Microsoft CEO Satya Nadella at the company’s shareholders meeting in 2015. (GeekWire File Photo.)

Microsoft CEO Satya Nadella sold half of his stake in the company in a series of transactions last week, divesting about 840,000 shares for a sum of more than $285 million, according to a regulatory filing.

Nadella sold the shares “for personal financial planning and diversification reasons,” the Redmond-based company said in a statement Monday afternoon. “He is committed to the continued success of the company and his holdings significantly exceed the holding requirements set by the Microsoft Board of Directors.”  

It comes in advance of Washington state implementing a controversial new capital gains tax.
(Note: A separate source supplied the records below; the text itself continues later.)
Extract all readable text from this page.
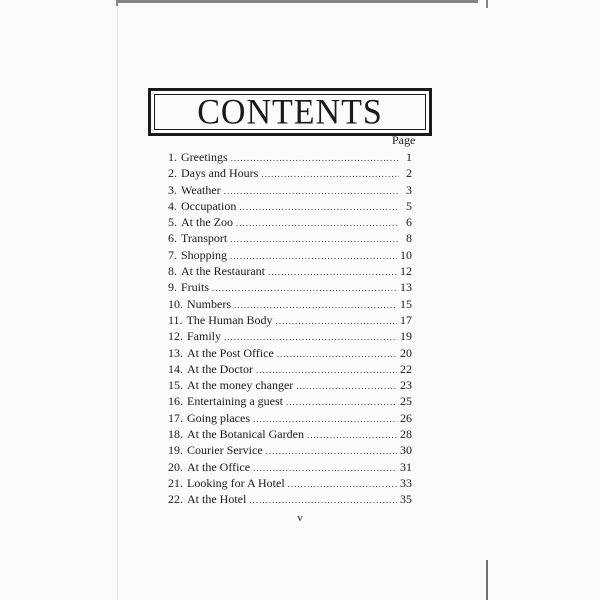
CONTENTS
Page
1. Greetings .....	1
2. Days and Hours .....	2
3. Weather .....	3
4. Occupation .....	5
5. At the Zoo .....	6
6. Transport .....	8
7. Shopping .....	10
8. At the Restaurant .....	12
9. Fruits .....	13
10. Numbers .....	15
11. The Human Body .....	17
12. Family .....	19
13. At the Post Office .....	20
14. At the Doctor .....	22
15. At the money changer .....	23
16. Entertaining a guest .....	25
17. Going places .....	26
18. At the Botanical Garden .....	28
19. Courier Service .....	30
20. At the Office .....	31
21. Looking for A Hotel .....	33
22. At the Hotel .....	35
v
Passed by lawmakers in April, it primarily targets stock and business ownership sales with a 7% tax on long-term capital gains of more than $250,000.
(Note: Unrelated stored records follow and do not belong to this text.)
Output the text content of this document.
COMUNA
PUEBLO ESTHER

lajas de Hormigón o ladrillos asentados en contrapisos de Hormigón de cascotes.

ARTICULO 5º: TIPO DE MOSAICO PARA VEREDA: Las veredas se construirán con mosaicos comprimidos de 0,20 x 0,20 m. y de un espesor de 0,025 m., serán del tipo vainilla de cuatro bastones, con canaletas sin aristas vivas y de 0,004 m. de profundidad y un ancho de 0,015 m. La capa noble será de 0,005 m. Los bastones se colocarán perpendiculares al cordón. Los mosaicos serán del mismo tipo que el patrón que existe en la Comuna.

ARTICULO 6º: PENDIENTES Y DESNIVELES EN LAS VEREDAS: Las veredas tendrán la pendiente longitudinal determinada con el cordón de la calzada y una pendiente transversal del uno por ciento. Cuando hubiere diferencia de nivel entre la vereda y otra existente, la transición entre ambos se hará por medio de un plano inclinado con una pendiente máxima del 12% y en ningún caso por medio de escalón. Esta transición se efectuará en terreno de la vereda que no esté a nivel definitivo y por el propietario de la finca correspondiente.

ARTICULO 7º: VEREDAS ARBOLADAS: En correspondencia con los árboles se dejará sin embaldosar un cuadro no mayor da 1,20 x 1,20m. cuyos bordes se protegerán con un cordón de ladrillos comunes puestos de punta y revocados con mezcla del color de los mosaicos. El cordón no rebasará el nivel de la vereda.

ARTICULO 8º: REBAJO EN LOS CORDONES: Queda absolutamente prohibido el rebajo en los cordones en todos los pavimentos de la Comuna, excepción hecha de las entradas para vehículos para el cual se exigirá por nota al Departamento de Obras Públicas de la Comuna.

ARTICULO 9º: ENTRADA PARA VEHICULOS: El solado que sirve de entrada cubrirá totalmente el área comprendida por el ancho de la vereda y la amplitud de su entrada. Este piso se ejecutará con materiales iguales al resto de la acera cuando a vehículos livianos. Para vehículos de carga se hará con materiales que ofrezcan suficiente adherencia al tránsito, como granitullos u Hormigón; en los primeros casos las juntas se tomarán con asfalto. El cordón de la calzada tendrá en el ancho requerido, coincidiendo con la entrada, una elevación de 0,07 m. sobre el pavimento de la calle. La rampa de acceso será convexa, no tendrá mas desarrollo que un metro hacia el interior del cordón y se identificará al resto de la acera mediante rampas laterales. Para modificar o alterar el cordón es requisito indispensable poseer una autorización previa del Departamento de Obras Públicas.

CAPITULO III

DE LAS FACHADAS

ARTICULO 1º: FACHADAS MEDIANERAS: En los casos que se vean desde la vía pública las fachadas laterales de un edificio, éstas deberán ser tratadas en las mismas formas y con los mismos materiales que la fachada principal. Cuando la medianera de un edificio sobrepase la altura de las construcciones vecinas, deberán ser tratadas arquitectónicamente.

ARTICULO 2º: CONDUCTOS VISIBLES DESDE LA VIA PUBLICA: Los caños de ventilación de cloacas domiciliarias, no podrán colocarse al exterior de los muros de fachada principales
The first such tax in state history, it’s set to take effect on Jan. 1, 2022.

Microsoft’s statement on Nadella’s stock sale did not address whether the impending capital gains tax factored into Nadella’s personal financial planning. A Wall Street Journal report cited analysts who pointed to a possible connection.

Washington state’s new capital gains tax is estimated to raise about $550 million annually starting in fiscal year 2023. The majority of the funds are slated to go toward early education and childcare.
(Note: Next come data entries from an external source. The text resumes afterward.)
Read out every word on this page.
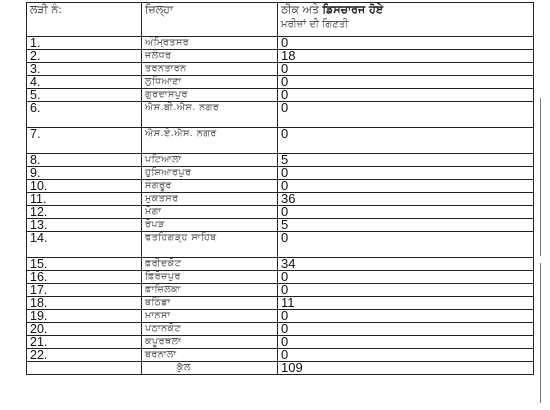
ਲੜੀ ਨੰ:	ਜ਼ਿਲ੍ਹਾ	ਠੀਕ ਅਤੇ ਡਿਸਚਾਰਜ ਹੋਏ
ਮਰੀਜ਼ਾਂ ਦੀ ਗਿਣਤੀ
1.	ਅੰਮ੍ਰਿਤਸਰ	0
2.	ਜਲੰਧਰ	18
3.	ਤਰਨਤਾਰਨ	0
4.	ਲੁਧਿਆਣਾ	0
5.	ਗੁਰਦਾਸਪੁਰ	0
6.	ਐਸ.ਬੀ.ਐਸ. ਨਗਰ	0
7.	ਐਸ.ਏ.ਐਸ. ਨਗਰ	0
8.	ਪਟਿਆਲਾ	5
9.	ਹੁਸ਼ਿਆਰਪੁਰ	0
10.	ਸੰਗਰੂਰ	0
11.	ਮੁਕਤਸਰ	36
12.	ਮੋਗਾ	0
13.	ਰੋਪੜ	5
14.	ਫਤਹਿਗੜ੍ਹ ਸਾਹਿਬ	0
15.	ਫ਼ਰੀਦਕੋਟ	34
16.	ਫ਼ਿਰੋਜ਼ਪੁਰ	0
17.	ਫ਼ਾਜ਼ਿਲਕਾ	0
18.	ਬਠਿੰਡਾ	11
19.	ਮਾਨਸਾ	0
20.	ਪਠਾਨਕੋਟ	0
21.	ਕਪੂਰਥਲਾ	0
22.	ਬਰਨਾਲਾ	0
	ਕੁੱਲ	109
The company’s shares closed up more than 2% on Monday at $336.63. Microsoft shares were trading around $36.35 when Nadella became CEO in February 2014, about a tenth of their current value.

Nadella sold shares on Nov. 22 and 23 at average prices ranging from $334 to more than $349, according to Microsoft’s Securities and Exchange Commission filing.

Microsoft holds its annual shareholders meeting Tuesday morning.